Im Rechtsstreit um die datenschutzrechtliche Zulässigkeit einer Facebook-Fanpage kann man mittlerweile leicht den Überblick verlieren.

Der letzte Stand

Gestern hat das Bundesverwaltungsgericht dem EuGH sechs Fragen zur Vorabentscheidung vorgelegt. Verkürzt wiedergegeben und in verständliche Sprache übersetzt, betreffen diese Fragen folgende Punkte:

  • Kann ein Fanpagebetreiber überhaupt für das Handeln von Facebook verantwortlich gemacht werden?
  • Bestehen Auswahlpflichten für öffentliche Stellen und Unternehmen, im Hinblick auf Social Media Portale, wenn man einen eigenen Auftritt plant?
  • Die restlichen Fragen betreffen Zuständigkeits-, Kompetenz- und Verfahrensfragen im Hinblick auf die irische und die deutsche Aufsichtsbehörde. Können sich Maßnahmen der deutschen Aufsichtsbehörde überhaupt gegen Facebook Deutschland richten (dort wird eigentlich nur Marketing gemacht) oder hätte man sich nicht eigentlich gegen Facebook Irland (ist für die Erhebung und Verarbeitung in der EU verantwortlich) wenden müssen? Wie ist überhaupt das Verhältnis der Aufsichtsbehörden untereinander in einer solchen Konstellation?

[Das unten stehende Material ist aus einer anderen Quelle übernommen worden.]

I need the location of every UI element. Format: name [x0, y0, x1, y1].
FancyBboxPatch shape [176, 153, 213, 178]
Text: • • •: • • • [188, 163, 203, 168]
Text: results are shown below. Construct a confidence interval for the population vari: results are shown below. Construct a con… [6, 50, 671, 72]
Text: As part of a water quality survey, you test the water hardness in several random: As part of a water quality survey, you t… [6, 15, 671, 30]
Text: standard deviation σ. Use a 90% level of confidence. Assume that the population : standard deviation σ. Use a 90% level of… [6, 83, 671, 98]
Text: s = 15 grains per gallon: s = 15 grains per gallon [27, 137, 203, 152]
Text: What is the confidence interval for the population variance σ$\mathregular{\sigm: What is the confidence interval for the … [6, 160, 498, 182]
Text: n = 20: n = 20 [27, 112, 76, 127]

Der Rechtsstreit macht somit an einer weiteren Station halt.

Hier der bisherige Verfahrensgang als Infografik

Den bisherigen Verfahrensgang stellt die nachfolgende Infografik dar. Sie ist etwas länger geworden. Zum Vergrößern der Ansicht bitte einfach auf die Grafik klicken.

Rechtsstreit_Facebook_Infografik

Links zum Verfahrensgang

Ursprünglich hatte das ULD den Betrieb von Fanpages der Staatskanzlei und der IHK bzw. der Wirtschaftsakademie Schleswig Holstein beanstandet.

Diese hatten Klage vor dem Verwaltungsgericht Schleswig-Holstein eingereicht und gewonnen.

Das ULD wehrte sich über eine Berufung gegen das Urteil und musste auch eine Niederlage vor dem Oberverwaltungsgericht Schleswig-Holstein einstecken.

Das ULD ging daraufhin in Revision und reichte im Januar 2015 eine 71-seitige Revisionsbegründung vor dem Bundesverwaltungsgericht ein.

Das Bundeverwaltungsgericht legte die relevanten Rechtsfragen dem EuGH am 25.02.2016 zur Vorabentscheidung vor.

Wir werden weiter berichten, sobald es etwas neues gibt.